Once you have the weight picked out for this movement. You should sit on a bench, allow the weight to fall between your legs and go through the entire range of motion.
If you are using a resistance band, you can attach it to any substantial post This will allow you to put the band behind your head and let you get the full range of motion.
Another great way to combine a resistance band, and the neck harness. Attach the band to a post, and put it on the chain of the neck harness. This Is a great way to train all the aspects of the neck.
Side flexion can be challenging to complete with the neck harness. You will need to be laying on your side with your head off of the bench. You may need a partner for this as well. When your head of off the bench you need to bring your head through the entire range of motion.
As mentioned above you can use the neck harness and the resistance band together. It allows for more comfortable feel while doing the movements; it also eliminates the need to lay down.
Isometrics are merely having to hold the weight in a set position for a specific amount of time. Training Isometrics for your neck is relatively simple.

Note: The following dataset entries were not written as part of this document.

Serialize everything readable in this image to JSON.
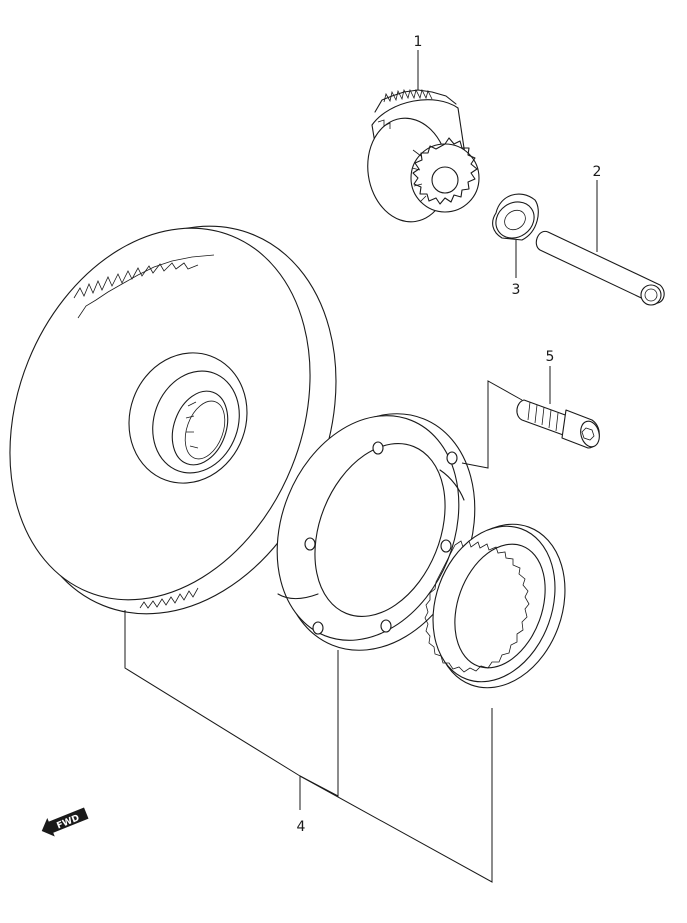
{
  "callouts": {
    "c1": "1",
    "c2": "2",
    "c3": "3",
    "c4": "4",
    "c5": "5"
  },
  "badge": {
    "fwd": "FWD"
  }
}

If you are using a neck harness with weight plates then you are going to need to be in a prone position for all of the movements involved. For the extension ISO, you are going to need to lay on a bench with your stomach down. Have your head off the bench; it will also help to have a partner here to help bring the weight up or down from the static position.
For the Side ISO, you are going to do the same thing except you will be laying on your side with your head off the bench.

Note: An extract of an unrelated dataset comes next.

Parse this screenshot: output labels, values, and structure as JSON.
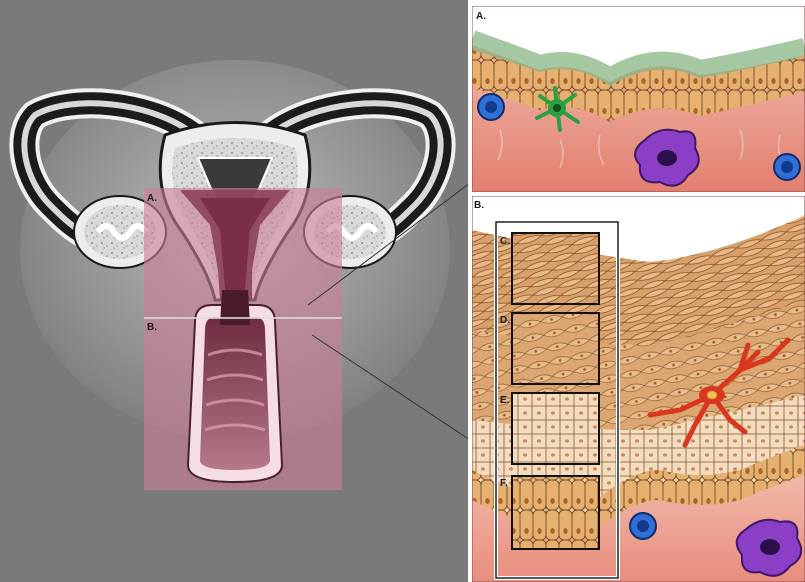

If you are using a resistance band to do these movements you can be standing you just have to move further away from the post to increase the resistance being applied.
Stand with your neck in a verticle position and hold for the programmed time.

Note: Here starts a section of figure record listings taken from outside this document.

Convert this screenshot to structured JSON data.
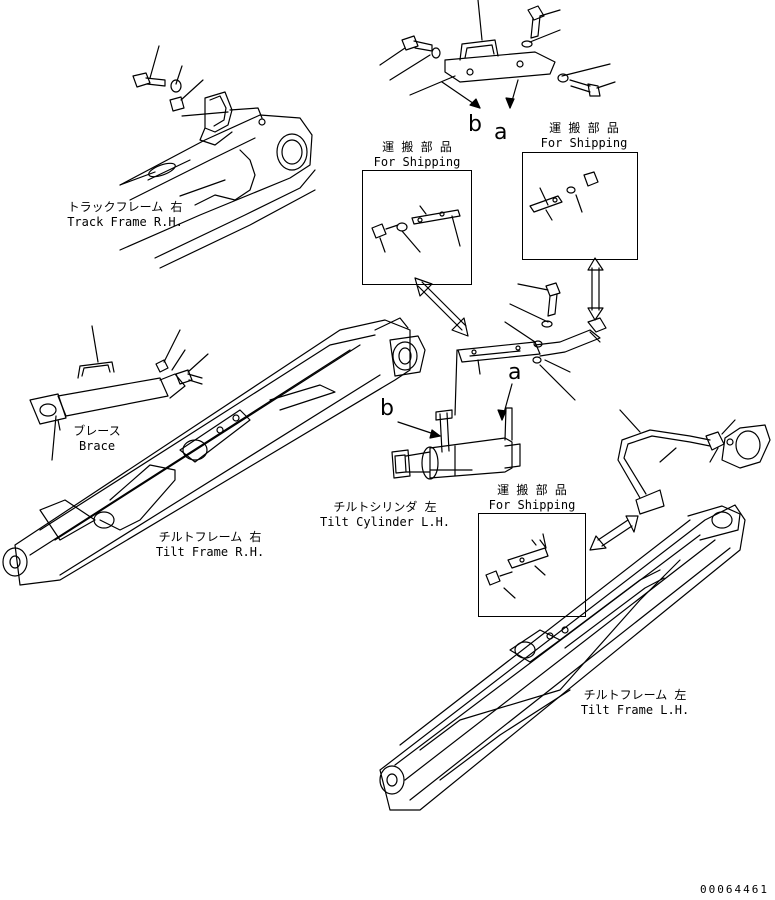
{
  "labels": {
    "track_frame_rh": {
      "jp": "トラックフレーム 右",
      "en": "Track Frame R.H."
    },
    "brace": {
      "jp": "ブレース",
      "en": "Brace"
    },
    "tilt_frame_rh": {
      "jp": "チルトフレーム 右",
      "en": "Tilt Frame R.H."
    },
    "tilt_cylinder_lh": {
      "jp": "チルトシリンダ 左",
      "en": "Tilt Cylinder L.H."
    },
    "tilt_frame_lh": {
      "jp": "チルトフレーム 左",
      "en": "Tilt Frame L.H."
    },
    "shipping_1": {
      "jp": "運 搬 部 品",
      "en": "For Shipping"
    },
    "shipping_2": {
      "jp": "運 搬 部 品",
      "en": "For Shipping"
    },
    "shipping_3": {
      "jp": "運 搬 部 品",
      "en": "For Shipping"
    }
  },
  "markers": {
    "a_top": "a",
    "b_top": "b",
    "a_mid": "a",
    "b_mid": "b"
  },
  "reference_number": "00064461",
  "colors": {
    "ink": "#000000",
    "paper": "#ffffff"
  }
}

Adding in a neck harness is excellent here as well the same rules apply. You will only have to turn the neck harness on your neck depending on if you are trying the side or the back of the neck.
Whatever tools you are using it does not really matter. The movements themselves matter. Choose your tool and just apply the programming to it.
3x20 each side
3x20 seconds all directions
Intermediate (increase resistance)
4x15 each side
2x30 seconds each direction
Advanced (increase resistance
4x10 each side
1x 1 min each direction
Neck Training Myths
Neck training is dangerous
Training is dangerous, period. You do not get involved in any training without knowing that it can cause damage if things are not done correctly and with respect.
Training your neck is no difference. You just do not just hop into training your neck like you have done it your entire life. All that will do is get you hurt. So saying that neck training is dangerous is false. Being stupid with neck training is dangerous.
Weaken Your Neck Over Time
The thought that training your neck is like digging a hole deeper and deeper is entirely nonsensical. The muscles in your neck are no different than any other tissues. They will adapt and respond to the stress in which you put them under. They will also recover from the pressure you put them under.
The time that it takes to recover however may change between people. It is simple don't train your neck like an animal, do it smartly, and your neck will merely get stronger!
Neck training can be the simplest thing to add to your training program; it can also be one the most beneficial. You are not doing this because you want to look better. Neck training is purely functional. It can help you mitigate the risk of concussion, improve your performance, and even maintain your posture as well.
As for the tools used in neck training they are easy to find, and use applying practice is simple as well. Getting your neck healthy should not be something that is looked at as dangerous as some may believe it to be. Make sure you take the time to add in neck training because it doesn't make sense to leave a stone unturned in your preparation.